La course a lieu à Magny-Cours et fête son centenaire. Des concerts sont organisés et sur la piste c’est Michael Schumacher qui régale. L’Allemand se sentait comme chez lui au Grand Prix de France. En 2006, il remporte la course pour la huitième fois de sa carrière (1994, 1995, 1997, 1998, 2001, 2002, 2004 et 2006) après avoir dominé les qualifications et réalisé le meilleur tour en course, Fernando Alonso et Felipe Massa n’ont pu rien faire face à la Ferrari. La Renault d’Alonso se hisse sur le podium aux côtés des deux Ferrari. Il remporte sa deuxième course d’affilée et creuse un peu plus l’écart au classement général des pilotes avec Fernando Alonso. C’est en 1994 avec Benetton-Ford que Michael Schumacher a remporté la première de ses 8 victoires en France. Il a gagné 2 fois avec Benetton et 6 fois avec la Scuderia Ferrari. Michael Schumacher est le recordman des victoires au Grand Prix de France devant Alain Prost et ses 6 victoires, Fangio et Nigel Mansell et leurs 4 victoires.

2008 : Clap de fin pour Magny-Cours

C’est la dernière fois que les monoplaces prennent la piste de Magny-Cours qui était utilisée depuis 1991. Kimi Raïkkonen a offert à Ferrari la 200ème pole position de son histoire. La course se passe moins bien pour le Finlandais qui laisse la victoire à son coéquipier Felipe Massa qui prend la tête du championnat. Le Grand Prix de France disparait du calendrier pour la plus grande déception des fans français.

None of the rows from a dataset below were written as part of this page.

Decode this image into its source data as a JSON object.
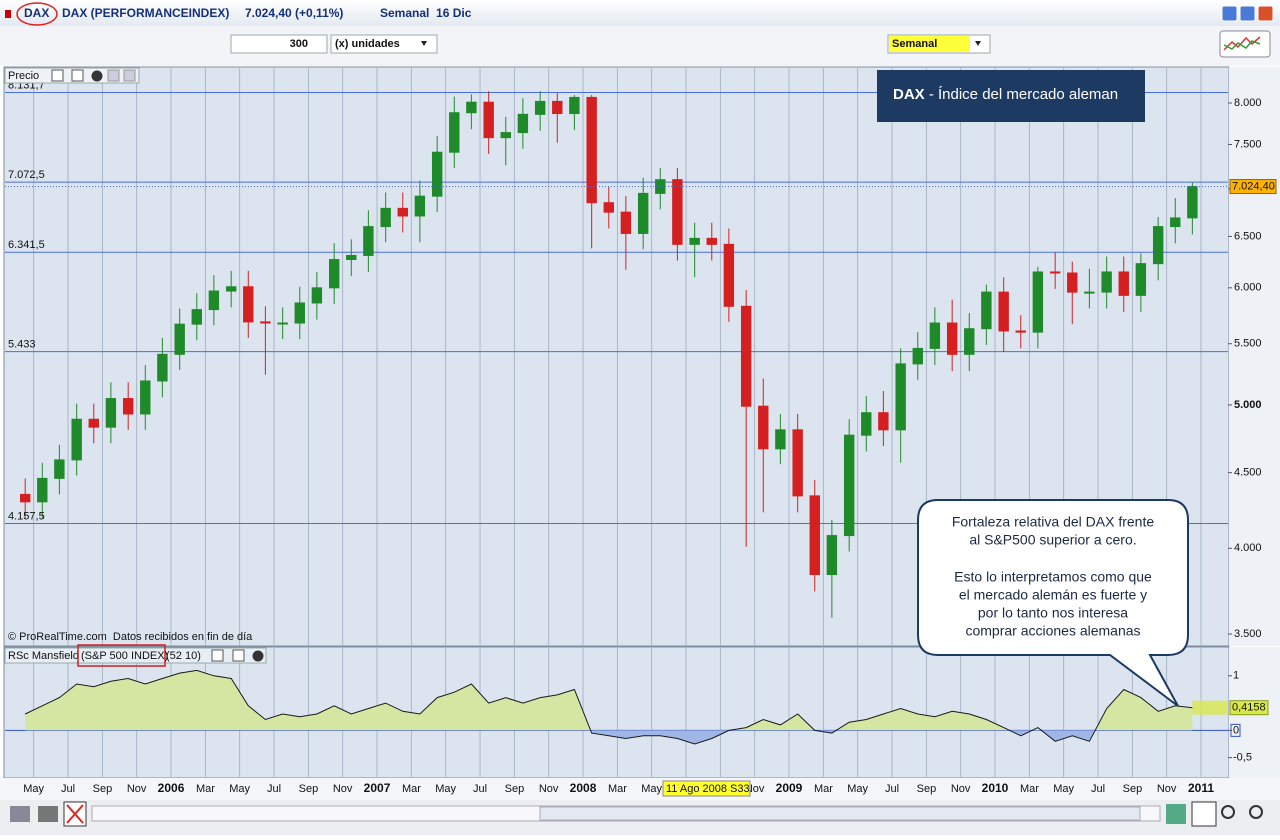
{
  "window": {
    "symbol": "DAX",
    "name": "DAX (PERFORMANCEINDEX)",
    "quote": "7.024,40 (+0,11%)",
    "period": "Semanal  16 Dic"
  },
  "toolbar": {
    "units_value": "300",
    "units_label": "(x) unidades",
    "timeframe": "Semanal"
  },
  "annotations": {
    "title_bold": "DAX",
    "title_rest": " - Índice del mercado aleman",
    "callout": [
      [
        "Fortaleza relativa del DAX frente",
        "al S&P500 superior a cero."
      ],
      [
        "Esto lo interpretamos como que",
        "el mercado alemán es fuerte y",
        "por lo tanto nos interesa",
        "comprar acciones alemanas"
      ]
    ]
  },
  "chart_data": [
    {
      "type": "candlestick",
      "panel_label": "Precio",
      "source": "© ProRealTime.com  Datos recibidos en fin de día",
      "cursor_label": "11 Ago 2008 S33",
      "x": [
        2005.292,
        2005.375,
        2005.458,
        2005.542,
        2005.625,
        2005.708,
        2005.792,
        2005.875,
        2005.958,
        2006.042,
        2006.125,
        2006.208,
        2006.292,
        2006.375,
        2006.458,
        2006.542,
        2006.625,
        2006.708,
        2006.792,
        2006.875,
        2006.958,
        2007.042,
        2007.125,
        2007.208,
        2007.292,
        2007.375,
        2007.458,
        2007.542,
        2007.625,
        2007.708,
        2007.792,
        2007.875,
        2007.958,
        2008.042,
        2008.125,
        2008.208,
        2008.292,
        2008.375,
        2008.458,
        2008.542,
        2008.625,
        2008.708,
        2008.792,
        2008.875,
        2008.958,
        2009.042,
        2009.125,
        2009.208,
        2009.292,
        2009.375,
        2009.458,
        2009.542,
        2009.625,
        2009.708,
        2009.792,
        2009.875,
        2009.958,
        2010.042,
        2010.125,
        2010.208,
        2010.292,
        2010.375,
        2010.458,
        2010.542,
        2010.625,
        2010.708,
        2010.792,
        2010.875,
        2010.958
      ],
      "open": [
        4350,
        4300,
        4460,
        4590,
        4890,
        4830,
        5050,
        4930,
        5190,
        5410,
        5670,
        5800,
        5970,
        6010,
        5690,
        5680,
        5680,
        5860,
        6000,
        6270,
        6310,
        6600,
        6790,
        6710,
        6920,
        7410,
        7880,
        8010,
        7580,
        7640,
        7860,
        8020,
        7870,
        8070,
        6850,
        6750,
        6530,
        6950,
        7100,
        6420,
        6480,
        6420,
        5830,
        4990,
        4670,
        4810,
        4340,
        3840,
        4080,
        4770,
        4940,
        4810,
        5330,
        5460,
        5680,
        5410,
        5630,
        5960,
        5610,
        5600,
        6150,
        6140,
        5960,
        5960,
        6150,
        5930,
        6230,
        6600,
        6690
      ],
      "high": [
        4460,
        4570,
        4700,
        5010,
        5010,
        5180,
        5180,
        5320,
        5550,
        5810,
        5950,
        6120,
        6160,
        6160,
        5830,
        5820,
        6010,
        6150,
        6430,
        6470,
        6770,
        6960,
        6960,
        7090,
        7600,
        8080,
        8110,
        8150,
        7830,
        8060,
        8150,
        8130,
        8100,
        8100,
        7020,
        6920,
        7120,
        7230,
        7230,
        6640,
        6640,
        6580,
        5980,
        5210,
        4930,
        4930,
        4450,
        4180,
        4890,
        5070,
        5110,
        5460,
        5600,
        5820,
        5890,
        5770,
        6030,
        6100,
        5750,
        6200,
        6340,
        6250,
        6180,
        6300,
        6300,
        6330,
        6700,
        6900,
        7070
      ],
      "low": [
        4190,
        4190,
        4350,
        4480,
        4710,
        4710,
        4810,
        4810,
        5060,
        5280,
        5530,
        5660,
        5820,
        5550,
        5240,
        5540,
        5540,
        5710,
        5850,
        6110,
        6150,
        6440,
        6540,
        6440,
        6750,
        7230,
        7680,
        7390,
        7260,
        7450,
        7660,
        7520,
        7670,
        6380,
        6580,
        6170,
        6370,
        6780,
        6260,
        6100,
        6260,
        5690,
        4010,
        4230,
        4560,
        4230,
        3740,
        3590,
        3980,
        4650,
        4690,
        4570,
        5200,
        5320,
        5270,
        5270,
        5490,
        5430,
        5460,
        5460,
        5990,
        5670,
        5810,
        5810,
        5780,
        5780,
        6070,
        6430,
        6520
      ],
      "close": [
        4300,
        4460,
        4590,
        4890,
        4830,
        5050,
        4930,
        5190,
        5410,
        5670,
        5800,
        5970,
        6010,
        5690,
        5680,
        5680,
        5860,
        6000,
        6270,
        6310,
        6600,
        6790,
        6710,
        6920,
        7410,
        7880,
        8010,
        7580,
        7640,
        7860,
        8020,
        7870,
        8070,
        6850,
        6750,
        6530,
        6950,
        7100,
        6420,
        6480,
        6420,
        5830,
        4990,
        4670,
        4810,
        4340,
        3840,
        4080,
        4770,
        4940,
        4810,
        5330,
        5460,
        5680,
        5410,
        5630,
        5960,
        5610,
        5600,
        6150,
        6140,
        5960,
        5960,
        6150,
        5930,
        6230,
        6600,
        6690,
        7024.4
      ],
      "xlim": [
        2005.194,
        2011.131
      ],
      "ylim": [
        3441,
        8448
      ],
      "log_scale": true,
      "yticks": [
        {
          "value": 3500,
          "label": "3.500"
        },
        {
          "value": 4000,
          "label": "4.000"
        },
        {
          "value": 4500,
          "label": "4.500"
        },
        {
          "value": 5000,
          "label": "5.000"
        },
        {
          "value": 5500,
          "label": "5.500"
        },
        {
          "value": 6000,
          "label": "6.000"
        },
        {
          "value": 6500,
          "label": "6.500"
        },
        {
          "value": 7000,
          "label": "7.000"
        },
        {
          "value": 7500,
          "label": "7.500"
        },
        {
          "value": 8000,
          "label": "8.000"
        }
      ],
      "levels": [
        {
          "value": 8131.7,
          "label": "8.131,7"
        },
        {
          "value": 7072.5,
          "label": "7.072,5"
        },
        {
          "value": 6341.5,
          "label": "6.341,5"
        },
        {
          "value": 5433,
          "label": "5.433"
        },
        {
          "value": 4157.5,
          "label": "4.157,5"
        }
      ],
      "last_value": {
        "value": 7024.4,
        "label": "7.024,40"
      },
      "up_color": "#1f8a2a",
      "down_color": "#d42020",
      "level_color": "#4a6ee0"
    },
    {
      "type": "area",
      "label": "RSc Mansfield",
      "index": "(S&P 500 INDEX)",
      "params": "(52 10)",
      "x": [
        2005.292,
        2005.375,
        2005.458,
        2005.542,
        2005.625,
        2005.708,
        2005.792,
        2005.875,
        2005.958,
        2006.042,
        2006.125,
        2006.208,
        2006.292,
        2006.375,
        2006.458,
        2006.542,
        2006.625,
        2006.708,
        2006.792,
        2006.875,
        2006.958,
        2007.042,
        2007.125,
        2007.208,
        2007.292,
        2007.375,
        2007.458,
        2007.542,
        2007.625,
        2007.708,
        2007.792,
        2007.875,
        2007.958,
        2008.042,
        2008.125,
        2008.208,
        2008.292,
        2008.375,
        2008.458,
        2008.542,
        2008.625,
        2008.708,
        2008.792,
        2008.875,
        2008.958,
        2009.042,
        2009.125,
        2009.208,
        2009.292,
        2009.375,
        2009.458,
        2009.542,
        2009.625,
        2009.708,
        2009.792,
        2009.875,
        2009.958,
        2010.042,
        2010.125,
        2010.208,
        2010.292,
        2010.375,
        2010.458,
        2010.542,
        2010.625,
        2010.708,
        2010.792,
        2010.875,
        2010.958
      ],
      "values": [
        0.3,
        0.45,
        0.6,
        0.85,
        0.8,
        0.9,
        0.95,
        0.85,
        0.95,
        1.05,
        1.1,
        1.0,
        0.95,
        0.45,
        0.2,
        0.3,
        0.25,
        0.3,
        0.45,
        0.3,
        0.4,
        0.5,
        0.35,
        0.3,
        0.6,
        0.7,
        0.85,
        0.5,
        0.6,
        0.5,
        0.6,
        0.65,
        0.75,
        -0.05,
        -0.1,
        -0.15,
        -0.1,
        -0.1,
        -0.15,
        -0.25,
        -0.15,
        0.0,
        0.05,
        0.2,
        0.1,
        0.3,
        0.0,
        -0.05,
        0.15,
        0.2,
        0.3,
        0.4,
        0.3,
        0.25,
        0.35,
        0.3,
        0.2,
        0.05,
        -0.1,
        0.05,
        -0.2,
        -0.1,
        -0.2,
        0.4,
        0.75,
        0.6,
        0.35,
        0.45,
        0.4158
      ],
      "xlim": [
        2005.194,
        2011.131
      ],
      "ylim": [
        -0.855,
        1.51
      ],
      "yticks": [
        {
          "value": -0.5,
          "label": "-0,5"
        },
        0,
        1
      ],
      "last_value": {
        "value": 0.4158,
        "label": "0,4158"
      },
      "xticks": [
        {
          "value": 2005.333,
          "label": "May"
        },
        {
          "value": 2005.5,
          "label": "Jul"
        },
        {
          "value": 2005.667,
          "label": "Sep"
        },
        {
          "value": 2005.833,
          "label": "Nov"
        },
        2006,
        {
          "value": 2006.167,
          "label": "Mar"
        },
        {
          "value": 2006.333,
          "label": "May"
        },
        {
          "value": 2006.5,
          "label": "Jul"
        },
        {
          "value": 2006.667,
          "label": "Sep"
        },
        {
          "value": 2006.833,
          "label": "Nov"
        },
        2007,
        {
          "value": 2007.167,
          "label": "Mar"
        },
        {
          "value": 2007.333,
          "label": "May"
        },
        {
          "value": 2007.5,
          "label": "Jul"
        },
        {
          "value": 2007.667,
          "label": "Sep"
        },
        {
          "value": 2007.833,
          "label": "Nov"
        },
        2008,
        {
          "value": 2008.167,
          "label": "Mar"
        },
        {
          "value": 2008.333,
          "label": "May"
        },
        {
          "value": 2008.5,
          "label": "Jul"
        },
        {
          "value": 2008.667,
          "label": "Sep"
        },
        {
          "value": 2008.833,
          "label": "Nov"
        },
        2009,
        {
          "value": 2009.167,
          "label": "Mar"
        },
        {
          "value": 2009.333,
          "label": "May"
        },
        {
          "value": 2009.5,
          "label": "Jul"
        },
        {
          "value": 2009.667,
          "label": "Sep"
        },
        {
          "value": 2009.833,
          "label": "Nov"
        },
        2010,
        {
          "value": 2010.167,
          "label": "Mar"
        },
        {
          "value": 2010.333,
          "label": "May"
        },
        {
          "value": 2010.5,
          "label": "Jul"
        },
        {
          "value": 2010.667,
          "label": "Sep"
        },
        {
          "value": 2010.833,
          "label": "Nov"
        },
        2011
      ],
      "pos_color": "#d5e5a2",
      "neg_color": "#9fb6e6",
      "line_color": "#1a1a1a",
      "label_color": "#d8e84c"
    }
  ]
}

2018 : Retour après une absence de 10 ans

C’est le circuit Paul-Ricard au Castellet qui est choisi pour accueillir le Grand Prix de France après dix ans d’absence. Un habitué car le circuit varois a accueilli l’épreuve 14 fois entre 1971 et 1983 et entre 1985 et 1990. Un grand show est organisé pour fêter ce retour.

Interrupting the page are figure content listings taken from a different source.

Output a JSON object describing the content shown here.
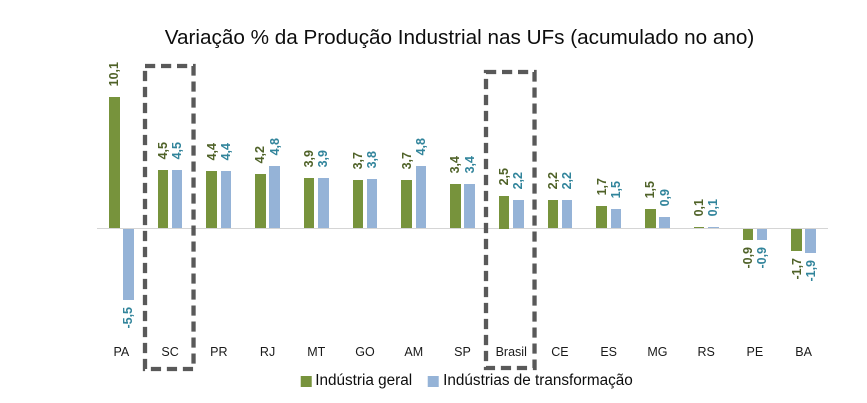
{
  "chart_data": {
    "type": "bar",
    "title": "Variação % da Produção Industrial nas UFs (acumulado no ano)",
    "categories": [
      "PA",
      "SC",
      "PR",
      "RJ",
      "MT",
      "GO",
      "AM",
      "SP",
      "Brasil",
      "CE",
      "ES",
      "MG",
      "RS",
      "PE",
      "BA"
    ],
    "series": [
      {
        "name": "Indústria geral",
        "bar_color": "#77933C",
        "label_color": "#4F6228",
        "values": [
          10.1,
          4.5,
          4.4,
          4.2,
          3.9,
          3.7,
          3.7,
          3.4,
          2.5,
          2.2,
          1.7,
          1.5,
          0.1,
          -0.9,
          -1.7
        ],
        "labels": [
          "10,1",
          "4,5",
          "4,4",
          "4,2",
          "3,9",
          "3,7",
          "3,7",
          "3,4",
          "2,5",
          "2,2",
          "1,7",
          "1,5",
          "0,1",
          "-0,9",
          "-1,7"
        ]
      },
      {
        "name": "Indústrias de transformação",
        "bar_color": "#95B3D7",
        "label_color": "#31849B",
        "values": [
          -5.5,
          4.5,
          4.4,
          4.8,
          3.9,
          3.8,
          4.8,
          3.4,
          2.2,
          2.2,
          1.5,
          0.9,
          0.1,
          -0.9,
          -1.9
        ],
        "labels": [
          "-5,5",
          "4,5",
          "4,4",
          "4,8",
          "3,9",
          "3,8",
          "4,8",
          "3,4",
          "2,2",
          "2,2",
          "1,5",
          "0,9",
          "0,1",
          "-0,9",
          "-1,9"
        ]
      }
    ],
    "highlighted_categories": [
      "SC",
      "Brasil"
    ],
    "highlight_box_color": "#595959",
    "axis_line_color": "#D5D5D5",
    "decimal_separator": ",",
    "grid": false,
    "legend_position": "bottom",
    "ylim": [
      -6.5,
      11
    ]
  },
  "legend": {
    "items": [
      {
        "label": "Indústria geral",
        "color": "#77933C"
      },
      {
        "label": "Indústrias de transformação",
        "color": "#95B3D7"
      }
    ]
  }
}
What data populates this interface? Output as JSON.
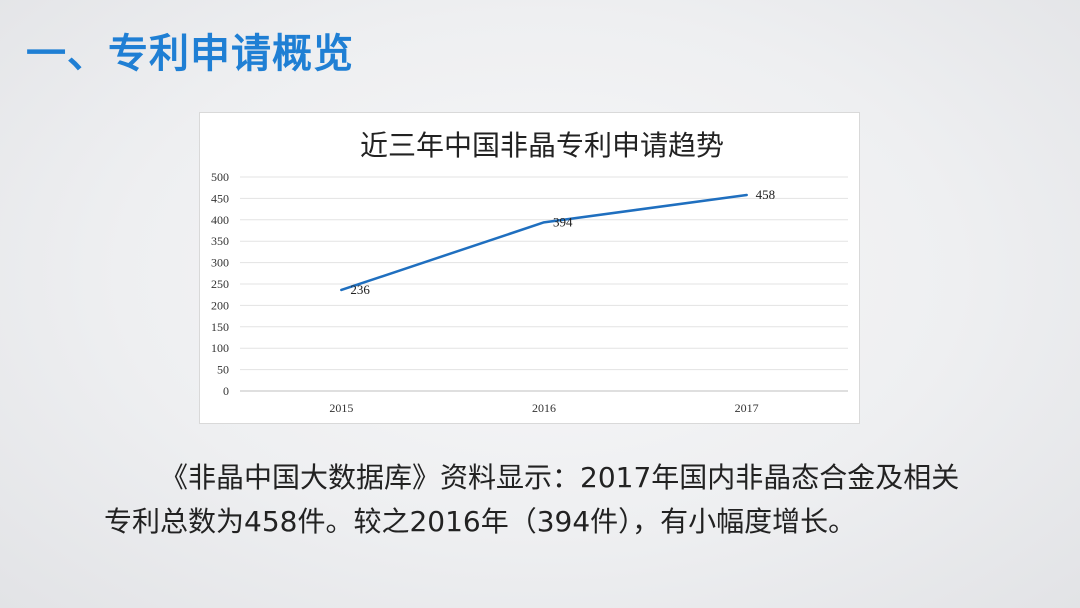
{
  "slide": {
    "title": "一、专利申请概览",
    "body_text": "《非晶中国大数据库》资料显示：2017年国内非晶态合金及相关专利总数为458件。较之2016年（394件），有小幅度增长。"
  },
  "chart_data": {
    "type": "line",
    "title": "近三年中国非晶专利申请趋势",
    "xlabel": "",
    "ylabel": "",
    "categories": [
      "2015",
      "2016",
      "2017"
    ],
    "series": [
      {
        "values": [
          236,
          394,
          458
        ],
        "color": "#1f6fbf"
      }
    ],
    "ylim": [
      0,
      500
    ],
    "yticks": [
      0,
      50,
      100,
      150,
      200,
      250,
      300,
      350,
      400,
      450,
      500
    ],
    "grid": true,
    "data_labels": true,
    "legend": "none"
  }
}
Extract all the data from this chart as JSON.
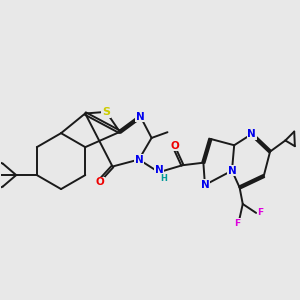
{
  "bg_color": "#e8e8e8",
  "bond_color": "#1a1a1a",
  "bond_width": 1.4,
  "atom_colors": {
    "S": "#cccc00",
    "N": "#0000ee",
    "O": "#ee0000",
    "F": "#dd00dd",
    "H": "#009999",
    "C": "#1a1a1a"
  },
  "font_size": 6.5
}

Lewis Hamilton s’impose. Bottas et Vettel qui sont juste derrière Hamilton sur la grille s’accrochent, Vettel accroche le pneu arrière de Bottas qui part en tête-à-queue. Vettel a une pénalité de 5 secondes et devant Hamilton s’échappe. Avec ce succès, le pilote britannique réussit l’exploit de s’être imposé dans chacun des circuits présents au calendrier. Il s’imposera de nouveau dans le Grand Prix de France en 2019.

2022 : Un dernier tour de piste

Le Grand Prix de France vit ses dernières heures pour cette 62ème édition. L’épreuve ne sera pas reconduite au calendrier de la saison 2023, mais ce dernier Grand Prix a été le théâtre de nombreux records. Max Verstappen sera le dernier vainqueur en France. Avec cette 27ème victoire, il rejoint le triple champion du monde Jackie Stewart à la 9ème position des pilotes avec le plus grand nombre de victoires.

Verstappen devient aussi devant Mark Webber le pilote de l’équipe autrichienne avec le plus de Grands Prix disputés (130). De son côté, Lewis Hamilton monte sur le podium pour la 187ème fois. Et avec 18 672 tours, Fernando Alonso devient le pilote ayant parcouru le plus de tours en F1 avec 18 672 tours devant Kimi Raïkkönen (18 621 tours).